The 2000 cycle saw Democrats at their most optimistic since their 1994 losses, but despite needing only six seats to take the majority they came up well short, gaining just one.

Last cycle, Republicans unexpectedly picked up six seats, bringing their majority to 12.

With the 2001 redistricting process largely protecting incumbents on both sides of the aisle, the chance for major gains by either side has grown even less likely.

Almost no incumbents outside of Texas appear in danger of losing.

Rep. Max Burns (Ga.) is the most vulnerable Republican incumbent, but national strategists believe they are as well positioned as possible in the Democratic-leaning 12th district and retain a real possibility of winning the race.

Other endangered incumbents such as Reps. Rick Renzi (R-Ariz.) and Bob Beauprez (R-Colo.), both of whom were elected to a first term by narrow margins in 2002, appear to be gaining strength against their Democratic foes.

Democratic incumbent-retention problems begin and end in Texas, where Reps. Max Sandlin, Nick Lampson, Chet Edwards, Charlie Stenholm and Martin Frost all face serious challenges following the re-redistricting done by Texas state legislators in 2003.

The NRCC is running television ads paid for by independent expenditures against Sandlin and Lampson.

The committee is also on television against Democratic incumbents in South Dakota’s at-large seat, New York’s 1st district and Utah’s 2nd.

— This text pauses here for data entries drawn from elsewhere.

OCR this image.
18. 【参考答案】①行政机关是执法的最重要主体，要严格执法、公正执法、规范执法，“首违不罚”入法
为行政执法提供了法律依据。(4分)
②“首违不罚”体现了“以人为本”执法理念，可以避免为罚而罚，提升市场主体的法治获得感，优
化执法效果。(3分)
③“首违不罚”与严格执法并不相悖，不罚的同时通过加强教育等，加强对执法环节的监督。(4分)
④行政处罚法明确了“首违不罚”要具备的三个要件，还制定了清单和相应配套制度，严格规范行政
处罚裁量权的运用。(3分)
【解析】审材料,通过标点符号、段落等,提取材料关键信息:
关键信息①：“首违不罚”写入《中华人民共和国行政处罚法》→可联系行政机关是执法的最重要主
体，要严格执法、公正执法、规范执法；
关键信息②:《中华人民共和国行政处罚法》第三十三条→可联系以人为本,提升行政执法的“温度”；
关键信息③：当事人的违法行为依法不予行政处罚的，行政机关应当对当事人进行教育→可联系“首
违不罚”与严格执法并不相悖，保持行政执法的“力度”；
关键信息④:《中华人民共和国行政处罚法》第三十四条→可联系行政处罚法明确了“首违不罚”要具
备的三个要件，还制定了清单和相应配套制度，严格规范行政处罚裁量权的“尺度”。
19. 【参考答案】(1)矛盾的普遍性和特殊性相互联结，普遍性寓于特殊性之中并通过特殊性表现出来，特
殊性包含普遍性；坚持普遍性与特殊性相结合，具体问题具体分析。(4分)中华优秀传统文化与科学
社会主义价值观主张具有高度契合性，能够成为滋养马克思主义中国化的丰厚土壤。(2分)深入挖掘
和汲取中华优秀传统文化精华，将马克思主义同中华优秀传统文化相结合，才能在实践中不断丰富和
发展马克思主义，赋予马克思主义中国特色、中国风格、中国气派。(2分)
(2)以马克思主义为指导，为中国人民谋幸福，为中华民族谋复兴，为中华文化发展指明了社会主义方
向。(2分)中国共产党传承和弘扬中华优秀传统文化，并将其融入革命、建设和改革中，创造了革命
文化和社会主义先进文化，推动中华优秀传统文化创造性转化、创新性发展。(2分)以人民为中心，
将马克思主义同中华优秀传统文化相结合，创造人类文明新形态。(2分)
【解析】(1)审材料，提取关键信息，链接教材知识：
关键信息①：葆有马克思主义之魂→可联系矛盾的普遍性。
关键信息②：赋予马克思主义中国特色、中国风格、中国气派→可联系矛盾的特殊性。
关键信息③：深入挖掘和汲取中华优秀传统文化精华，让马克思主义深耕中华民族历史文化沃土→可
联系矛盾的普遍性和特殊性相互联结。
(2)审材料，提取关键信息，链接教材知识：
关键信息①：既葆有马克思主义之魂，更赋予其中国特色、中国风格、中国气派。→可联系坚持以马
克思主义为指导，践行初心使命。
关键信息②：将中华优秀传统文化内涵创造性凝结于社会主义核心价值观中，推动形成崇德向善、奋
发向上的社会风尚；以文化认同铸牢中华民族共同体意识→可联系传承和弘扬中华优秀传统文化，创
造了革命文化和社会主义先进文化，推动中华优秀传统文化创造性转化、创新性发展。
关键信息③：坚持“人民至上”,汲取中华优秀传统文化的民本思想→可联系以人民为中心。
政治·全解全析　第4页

Of the other 12 districts where the NRCC is currently running ads, four are in support of Republican incumbents and the remaining eight are open seats.

The DCCC is on television in six districts.

Neither side would offer specific predictions about how they would fare on Nov. 2, perhaps mindful of the example set by then-Speaker Newt Gingrich (R-Ga.) in 1998.

Heading into that election, Gingrich was repeatedly quoted as saying Republicans could pick up 20 or more seats.

Following their five-seat loss, Gingrich resigned as Speaker and left Congress. NRCC Chairman John Linder (Ga.) sought a second term in that post but was soundly defeated by Rep. Tom Davis (Va.).